Vice President Kashim Shettima has called for a stop to the use of strikes to show dissatisfaction with the government.

He was speaking at the 24th combined convocation of the University of Maiduguri (UNIMAID, Borno State) on behalf of the visiting President Bola Tinubu.

“It is no longer popular to use conflict to seek better welfare conditions for your members,” he stated on Saturday.

“Continual strikes are very damaging to the system, so communication must remain the first option in addressing any issue or crisis.”

According to him, the Federal Government is always willing to engage in talks with labour unions in the country in order to resolve labour issues.

The vice president also urged joint efforts to fund the nation’s education system, claiming that the government cannot do it alone.

The institution, which is having its first convocation since the 2018–2019 academic session, granted Shettima and three other distinguished Nigerians honorary doctorates.
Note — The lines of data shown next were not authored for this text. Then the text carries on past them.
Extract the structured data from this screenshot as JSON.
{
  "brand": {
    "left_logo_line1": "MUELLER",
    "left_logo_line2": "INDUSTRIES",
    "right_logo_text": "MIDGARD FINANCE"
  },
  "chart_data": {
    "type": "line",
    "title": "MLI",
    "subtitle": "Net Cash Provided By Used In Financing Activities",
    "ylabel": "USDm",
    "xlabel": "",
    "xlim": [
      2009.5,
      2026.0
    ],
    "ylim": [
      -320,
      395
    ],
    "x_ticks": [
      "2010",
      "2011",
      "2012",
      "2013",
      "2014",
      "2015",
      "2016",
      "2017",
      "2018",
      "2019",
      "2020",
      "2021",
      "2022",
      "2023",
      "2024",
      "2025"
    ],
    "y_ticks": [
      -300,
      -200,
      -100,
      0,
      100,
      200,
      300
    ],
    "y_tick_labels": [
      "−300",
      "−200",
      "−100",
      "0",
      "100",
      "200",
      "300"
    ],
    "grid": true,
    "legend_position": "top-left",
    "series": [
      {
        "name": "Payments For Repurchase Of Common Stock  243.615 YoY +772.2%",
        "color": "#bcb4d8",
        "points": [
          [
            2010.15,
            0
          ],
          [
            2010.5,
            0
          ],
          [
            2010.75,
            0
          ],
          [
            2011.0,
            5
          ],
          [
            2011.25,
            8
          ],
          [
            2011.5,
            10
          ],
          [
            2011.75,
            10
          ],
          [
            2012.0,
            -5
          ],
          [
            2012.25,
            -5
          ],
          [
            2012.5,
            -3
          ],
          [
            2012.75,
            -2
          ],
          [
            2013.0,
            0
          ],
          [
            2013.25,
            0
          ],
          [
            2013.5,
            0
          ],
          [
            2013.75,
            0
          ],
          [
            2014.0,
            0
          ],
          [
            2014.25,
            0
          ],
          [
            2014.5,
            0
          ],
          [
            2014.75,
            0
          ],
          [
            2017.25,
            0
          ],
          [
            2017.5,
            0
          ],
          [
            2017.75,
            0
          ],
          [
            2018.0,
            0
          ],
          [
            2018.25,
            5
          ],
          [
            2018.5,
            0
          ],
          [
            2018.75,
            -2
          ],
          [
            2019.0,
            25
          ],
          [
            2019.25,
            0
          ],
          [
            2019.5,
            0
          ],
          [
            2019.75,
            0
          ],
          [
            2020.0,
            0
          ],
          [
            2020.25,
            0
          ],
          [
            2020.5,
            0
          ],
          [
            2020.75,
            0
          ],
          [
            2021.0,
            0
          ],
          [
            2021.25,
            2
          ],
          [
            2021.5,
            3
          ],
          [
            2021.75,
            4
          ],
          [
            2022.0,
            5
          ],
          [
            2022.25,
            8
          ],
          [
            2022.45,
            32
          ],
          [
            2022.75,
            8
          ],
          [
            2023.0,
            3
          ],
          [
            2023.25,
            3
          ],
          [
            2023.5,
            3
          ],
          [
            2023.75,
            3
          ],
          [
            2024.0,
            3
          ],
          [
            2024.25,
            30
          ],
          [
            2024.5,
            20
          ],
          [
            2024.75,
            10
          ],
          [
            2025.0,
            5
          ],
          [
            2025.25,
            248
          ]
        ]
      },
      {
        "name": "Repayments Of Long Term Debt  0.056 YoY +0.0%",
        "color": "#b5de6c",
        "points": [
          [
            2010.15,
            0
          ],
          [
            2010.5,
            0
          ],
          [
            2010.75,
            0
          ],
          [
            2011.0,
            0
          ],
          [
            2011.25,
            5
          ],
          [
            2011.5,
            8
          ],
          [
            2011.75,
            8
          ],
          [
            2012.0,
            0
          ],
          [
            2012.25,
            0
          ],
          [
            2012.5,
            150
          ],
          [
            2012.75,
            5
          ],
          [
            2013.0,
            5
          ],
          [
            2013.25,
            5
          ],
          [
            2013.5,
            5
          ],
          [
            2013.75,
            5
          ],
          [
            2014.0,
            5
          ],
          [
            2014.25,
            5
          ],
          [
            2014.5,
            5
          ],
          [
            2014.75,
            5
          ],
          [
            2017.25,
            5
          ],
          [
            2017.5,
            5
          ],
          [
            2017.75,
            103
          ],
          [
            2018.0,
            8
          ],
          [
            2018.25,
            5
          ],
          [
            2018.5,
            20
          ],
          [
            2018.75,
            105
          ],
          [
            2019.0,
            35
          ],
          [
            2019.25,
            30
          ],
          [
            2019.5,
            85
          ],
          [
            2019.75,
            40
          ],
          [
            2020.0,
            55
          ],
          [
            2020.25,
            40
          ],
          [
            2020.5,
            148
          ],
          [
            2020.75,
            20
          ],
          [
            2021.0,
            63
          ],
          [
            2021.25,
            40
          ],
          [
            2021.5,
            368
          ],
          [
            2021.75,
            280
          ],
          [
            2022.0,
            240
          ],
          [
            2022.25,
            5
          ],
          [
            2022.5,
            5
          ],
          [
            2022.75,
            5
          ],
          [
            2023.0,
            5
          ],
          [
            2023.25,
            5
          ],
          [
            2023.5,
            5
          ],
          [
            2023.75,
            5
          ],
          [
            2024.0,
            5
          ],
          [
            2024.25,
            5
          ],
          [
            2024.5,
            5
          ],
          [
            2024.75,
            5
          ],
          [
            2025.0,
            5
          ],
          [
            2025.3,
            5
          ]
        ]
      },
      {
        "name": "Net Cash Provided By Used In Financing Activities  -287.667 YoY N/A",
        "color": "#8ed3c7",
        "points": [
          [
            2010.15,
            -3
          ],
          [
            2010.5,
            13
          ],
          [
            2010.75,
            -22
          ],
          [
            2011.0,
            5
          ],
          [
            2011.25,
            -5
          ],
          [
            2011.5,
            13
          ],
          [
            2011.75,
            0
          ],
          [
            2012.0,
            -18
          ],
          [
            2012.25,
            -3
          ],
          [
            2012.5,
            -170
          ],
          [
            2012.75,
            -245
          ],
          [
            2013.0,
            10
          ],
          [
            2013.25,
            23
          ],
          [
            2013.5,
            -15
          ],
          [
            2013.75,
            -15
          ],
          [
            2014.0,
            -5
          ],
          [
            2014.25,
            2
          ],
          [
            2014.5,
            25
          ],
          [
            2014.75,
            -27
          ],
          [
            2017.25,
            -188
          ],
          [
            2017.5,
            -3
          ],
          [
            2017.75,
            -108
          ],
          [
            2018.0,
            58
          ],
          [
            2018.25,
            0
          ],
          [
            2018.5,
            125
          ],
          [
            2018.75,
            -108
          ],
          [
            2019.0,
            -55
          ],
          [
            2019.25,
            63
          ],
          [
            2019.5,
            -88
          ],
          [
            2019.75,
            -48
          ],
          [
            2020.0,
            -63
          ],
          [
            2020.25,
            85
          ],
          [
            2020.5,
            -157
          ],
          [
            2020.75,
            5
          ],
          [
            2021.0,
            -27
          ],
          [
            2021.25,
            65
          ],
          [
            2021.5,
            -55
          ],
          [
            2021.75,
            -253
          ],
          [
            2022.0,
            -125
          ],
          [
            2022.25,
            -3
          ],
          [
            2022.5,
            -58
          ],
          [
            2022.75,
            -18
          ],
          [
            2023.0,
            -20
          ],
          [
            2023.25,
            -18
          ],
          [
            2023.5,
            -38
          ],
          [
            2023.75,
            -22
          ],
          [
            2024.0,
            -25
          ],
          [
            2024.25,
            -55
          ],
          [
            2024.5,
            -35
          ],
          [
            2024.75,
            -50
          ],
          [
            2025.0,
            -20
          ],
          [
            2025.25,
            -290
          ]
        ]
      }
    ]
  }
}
The VP of @officialSKSM inspires graduates and emphasises the importance of education as a service to humanity.


Prof. Aliyu Shugaba, the university’s vice chancellor, urged the graduating students to pursue entrepreneurship at the event.

“Every accomplishment in life brings with it difficulties.” Today is your graduation day. Our country is dealing with a slew of issues. “I feel the university has appropriately educated you to contribute to the development of answers to these difficulties,” he stated.

“The age in which graduates looked to the government for solutions to all issues is rapidly passing.” I encourage you to use your university’s entrepreneurial training to establish your employability status. Begin a business, no matter how modest your funds or idea.”

More than 33,000 students graduated and received certificates from the university, with 147 receiving first-class honours.

A breakdown of the graduating students shows that 817 people received master’s degrees and 131 received PhDs. Others received their initial degrees from traditional universities and affiliated colleges.